Tuesday, January 23, 2018
Politics

Trump meeting security adviser after attacks abroad

PALM BEACH — President-elect Donald Trump is planning to meet with his incoming national security adviser in the aftermath of violence abroad as the process of filling top jobs in his administration presses on, marked by some infighting among advisers.

Trump opened his day Wednesday by boasting anew about his Nov. 8 election victory, tweeting that his win in the Electoral College was more difficult to pull off than winning the popular vote would have been if he had tried. Democrat Hillary Clinton won at least 2.6 million more votes than Trump, an apparent sore point for the president-elect. "I would have done even better in the election, if that is possible, if the winner was based on popular vote - but would campaign differently," he tweeted.

Trump's meeting with retired Lt. Gen. Michael Flynn, his choice for national security adviser, will come a day after Flynn and several other members of the incoming national security team met with Vice President-elect Mike Pence in Washington.

Aides said the meeting was planned before the acts of violence In Germany and Turkey, though they were discussed. The Islamic State group has claimed responsibility for the truck attack in Berlin that killed 12 people and injured 48. As well, investigators searched for clues on whether the gunman who assassinated the Russian ambassador to Turkey planned the attack alone.

The gathering with Pence on Tuesday included retired Gen. John Kelly, Trump's nominee for head of the Department of Homeland Security; retired Gen. James Mattis, the pick for defense secretary; and Rex Tillerson, the head of Exxon Mobil and the intended nominee for secretary of state.

While Trump has assembled his Cabinet at a quick pace, the process to fill out top White House jobs has been slowed by pushback among some advisers. Some of Trump's earliest advisers have expressed concern to the president-elect himself that they are getting boxed out in favor of those more closely aligned with incoming chief of staff Reince Priebus, who has chaired the Republican National Committee.

Among those whose future is still in flux is Corey Lewandowski, Trump's first campaign manager, who was fired after clashing with the president-elect's family. On Monday, Lewandowski met with Jared Kushner, Trump's influential son-in-law, and could still be offered a job in the administration, though potentially one that would keep him out of the West Wing — and away from the president.

The president-elect's transition team has said it expects to announce some White House positions in the coming days.

Trump met Tuesday with candidates for his unfilled Cabinet positions, including prospective hires to run the Department of Veterans Affairs, a beleaguered agency that the Republican businessman has vowed to overhaul.

At Mar-a-Lago, Trump's palatial Florida estate, the president-elect met with Luis Quinonez, who runs a company with military and health care ties and is said to be under consideration for VA secretary. He also interviewed Toby Cosgrove, the CEO of the Cleveland Clinic, who was a top contender to replace Eric Shinseki when he resigned from the VA in 2014. Cosgrove later withdrew from consideration.
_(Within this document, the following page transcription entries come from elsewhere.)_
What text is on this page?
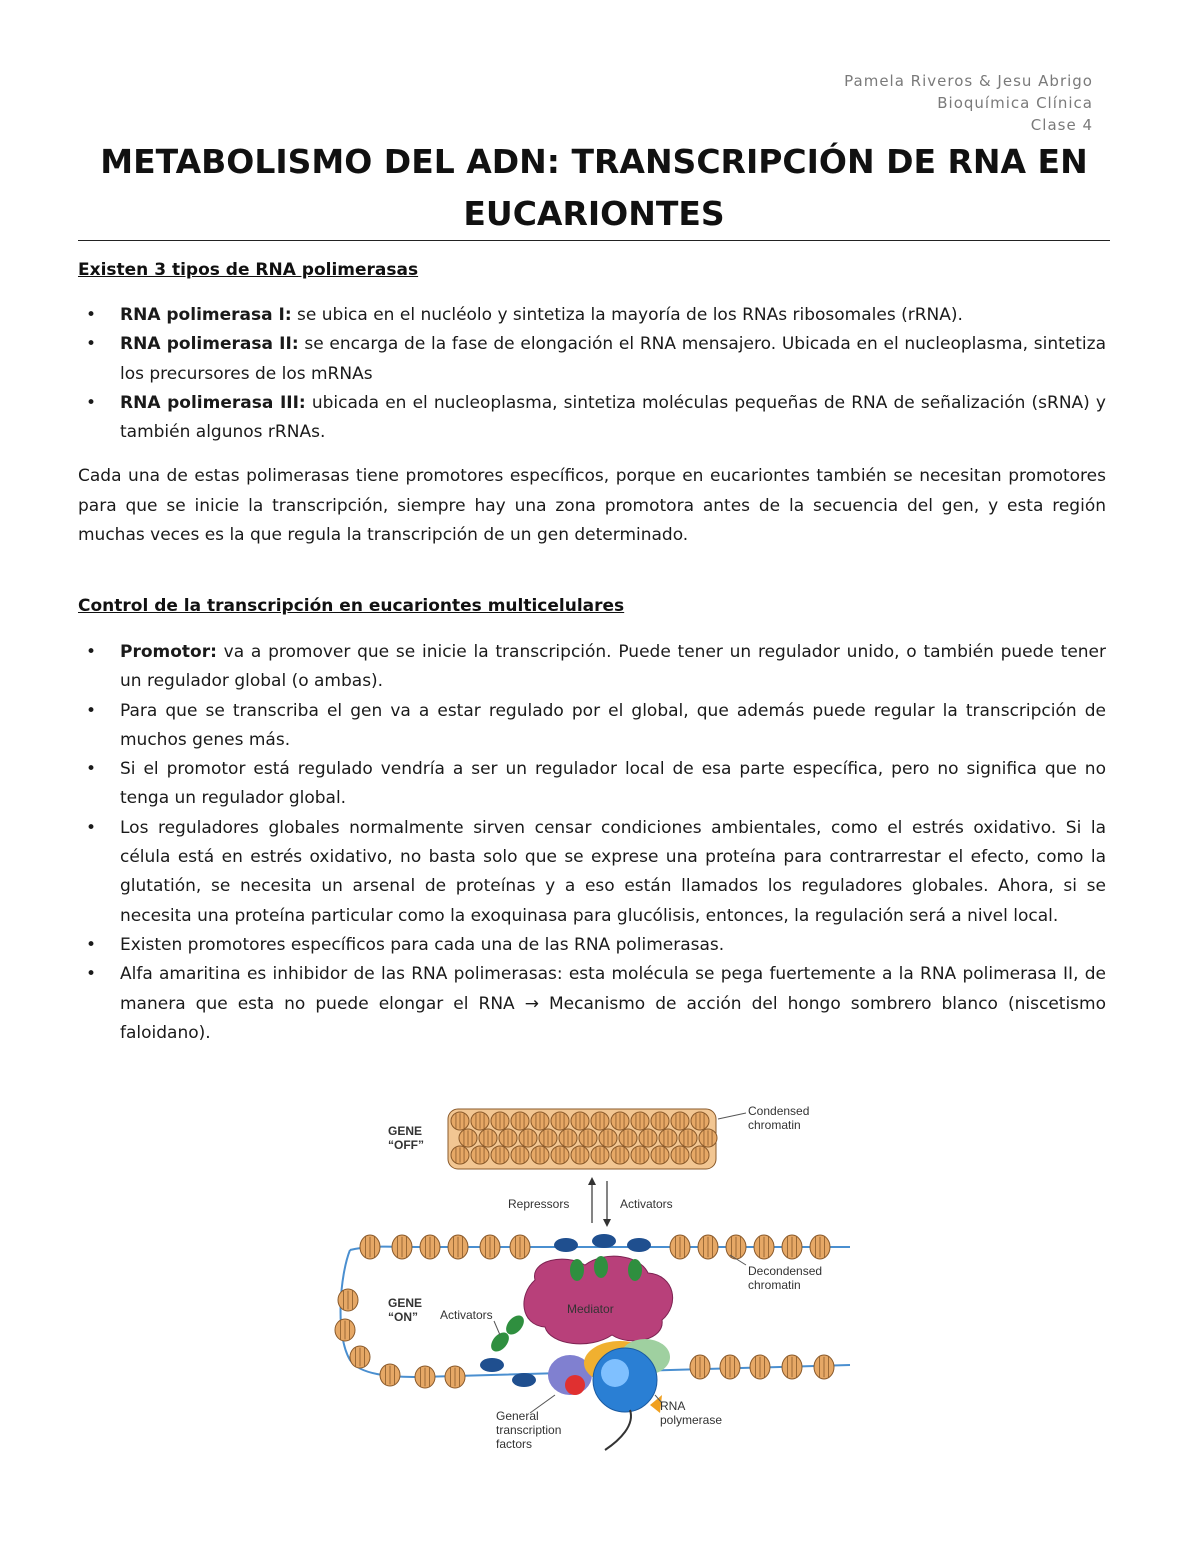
Pamela Riveros & Jesu Abrigo
Bioquímica Clínica
Clase 4
METABOLISMO DEL ADN: TRANSCRIPCIÓN DE RNA EN
EUCARIONTES
Existen 3 tipos de RNA polimerasas
• RNA polimerasa I: se ubica en el nucléolo y sintetiza la mayoría de los RNAs ribosomales (rRNA).
• RNA polimerasa II: se encarga de la fase de elongación el RNA mensajero. Ubicada en el nucleoplasma, sintetiza los precursores de los mRNAs
• RNA polimerasa III: ubicada en el nucleoplasma, sintetiza moléculas pequeñas de RNA de señalización (sRNA) y también algunos rRNAs.

Cada una de estas polimerasas tiene promotores específicos, porque en eucariontes también se necesitan promotores para que se inicie la transcripción, siempre hay una zona promotora antes de la secuencia del gen, y esta región muchas veces es la que regula la transcripción de un gen determinado.

Control de la transcripción en eucariontes multicelulares
• Promotor: va a promover que se inicie la transcripción. Puede tener un regulador unido, o también puede tener un regulador global (o ambas).
• Para que se transcriba el gen va a estar regulado por el global, que además puede regular la transcripción de muchos genes más.
• Si el promotor está regulado vendría a ser un regulador local de esa parte específica, pero no significa que no tenga un regulador global.
• Los reguladores globales normalmente sirven censar condiciones ambientales, como el estrés oxidativo. Si la célula está en estrés oxidativo, no basta solo que se exprese una proteína para contrarrestar el efecto, como la glutatión, se necesita un arsenal de proteínas y a eso están llamados los reguladores globales. Ahora, si se necesita una proteína particular como la exoquinasa para glucólisis, entonces, la regulación será a nivel local.
• Existen promotores específicos para cada una de las RNA polimerasas.
• Alfa amaritina es inhibidor de las RNA polimerasas: esta molécula se pega fuertemente a la RNA polimerasa II, de manera que esta no puede elongar el RNA → Mecanismo de acción del hongo sombrero blanco (niscetismo faloidano).
GENE
“OFF”
Condensed
chromatin
Repressors	Activators
Mediator
Activators
GENE
“ON”
General
transcription
factors
RNA
polymerase
Decondensed
chromatin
Trump repeatedly pledged during the campaign to fix the woes at the department and said he would "take care of great veterans." But he also came under scrutiny for being slow in paying out money raised for veterans groups and for suggesting that "strong" veterans don't need treatment for mental health problems.

Others said to be considered for the post include former Massachusetts Sen. Scott Brown, Florida Rep. Jeff Miller and Pete Hegseth, an Army veteran and former CEO of Concerned Veterans for America.

Trump is also considering Jovita Carranza, who worked in President George W. Bush's administration, as his choice for U.S. trade representative. She served as deputy administrator of the Small Business Administration under Bush.

With just a handful of Cabinet posts to fill, Trump is facing some criticism for a lack of diversity in his senior team, which currently includes no Hispanics.